Millions of years ago, one of my ancestors - a small, untintelligent microbial blob of slime - offended the Powers That Be.
I'm guessing this little gloppy thing extended a pseudopod, gripped a tiny grain of sand, and used it to bludgeon the Chosen Blob. In so doing, he/she/it brought down the wrath of whatever supernatural forces are trying to manage everything.
Since then, those powers have waited, quietly, watching my genetic line evolve, and waiting for their chance. First, they tried to have the 2,520,212th generation wiped out by a rogue Allosaurus stampede. That didn't work - one of my tiny mammalian ancestors was lucky enough to end up in the slimy muck between the dino's toes.
At generation 3,122,000 they tried a humungous asteroid. Can't you picture it: "Hit my
Chosen Blob, will you? How's that for a grain of sand!?"
Yet again, they miscalculated.

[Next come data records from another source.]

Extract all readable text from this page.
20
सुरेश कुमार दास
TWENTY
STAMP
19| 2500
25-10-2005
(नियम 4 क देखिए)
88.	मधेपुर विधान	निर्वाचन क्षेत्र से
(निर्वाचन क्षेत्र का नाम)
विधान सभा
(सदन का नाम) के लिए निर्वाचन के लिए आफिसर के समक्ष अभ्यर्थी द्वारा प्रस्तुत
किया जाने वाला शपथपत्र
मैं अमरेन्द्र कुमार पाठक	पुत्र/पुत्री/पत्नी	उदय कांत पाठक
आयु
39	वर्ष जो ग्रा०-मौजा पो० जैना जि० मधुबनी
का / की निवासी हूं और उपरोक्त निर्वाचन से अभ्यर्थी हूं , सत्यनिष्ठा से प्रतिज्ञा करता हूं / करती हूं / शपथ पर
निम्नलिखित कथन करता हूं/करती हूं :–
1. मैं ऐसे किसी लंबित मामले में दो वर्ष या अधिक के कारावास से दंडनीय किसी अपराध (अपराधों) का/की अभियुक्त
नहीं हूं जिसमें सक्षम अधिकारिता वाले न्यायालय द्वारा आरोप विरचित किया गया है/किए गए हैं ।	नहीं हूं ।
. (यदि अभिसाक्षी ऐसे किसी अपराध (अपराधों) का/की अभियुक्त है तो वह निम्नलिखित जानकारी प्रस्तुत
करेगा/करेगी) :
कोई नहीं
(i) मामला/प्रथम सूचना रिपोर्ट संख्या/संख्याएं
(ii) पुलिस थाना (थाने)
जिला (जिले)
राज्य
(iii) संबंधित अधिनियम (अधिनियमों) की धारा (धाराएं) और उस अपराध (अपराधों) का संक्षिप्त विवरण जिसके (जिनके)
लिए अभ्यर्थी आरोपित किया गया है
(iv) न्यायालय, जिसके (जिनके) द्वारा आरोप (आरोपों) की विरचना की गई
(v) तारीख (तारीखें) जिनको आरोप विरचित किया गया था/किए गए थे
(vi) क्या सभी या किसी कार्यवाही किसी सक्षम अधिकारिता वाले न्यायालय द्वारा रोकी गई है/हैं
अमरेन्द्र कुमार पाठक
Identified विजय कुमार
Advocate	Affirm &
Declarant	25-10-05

The asteroid wiped out the dinosaurs, thereby making it easier for my rodent-like great-great-great-great^99999 ancestors to emerge from their hiding places and take over. Ooops.Then
, about 5,000 years ago, they sent the Asyrians to lay waste. Hah. We kicked their asses.
In the 1920s-1940s they almost got us, too. But Stalin missed, Hitler went insane, we moved to New York, and generation 10,231,231 lived to breed and obliviously wave their genetic middle finger at the wrathful gods.
So, I'm generation, what, 10,231,234. I've survived the LA Riots, 2 major earthquakes, pneumonia, law school, riding a bicycle in Portugal, riding a bus in Israel, even walking alone in East L.A. in 1992.
But They figured it out. Don't shoot for the big stuff. Skip the asteroids, tsunamis, defective bicycle wheels (thought you had me that time didn't you - pikers) and pestilence. Chip away at it instead. For instance:
I'm managing the launch of a web site. This project has been, well, cursed. I can only explain the perfect storm of stupidity whirling around it as some form of divine vengeance. We've seen: A credit card processing house shutdown; a total failure on our part to deliver discount information to a fulfillment house (for 4 days); the total failure of that fulfillment house to notice (duh?); a complete change of design direction by the client 4 weeks before launch; a sudden anti-beagle bias on the part of the client (don't ask); busted e-mails; broken links.
It's like 12 years of stupidity packed into a single client.
Just to cap it, when I personally launched their adwords campaign, I somehow entered an incorrect URL as the ad address. The ad got 2 clicks before it somehow magically fixed itself (really). Who were those 2 clicks?
The client's CFO and CEO.
So, this is my appeal:
Oh Great and Powerful Spaghetti Monster
I will sacrifice a squirrel, cow or beast of your choice, or any person who insists that Saddam Hussein attacked the US, to you. If you just admit that you've had your fun. It was one little single-celled organism for chrissake.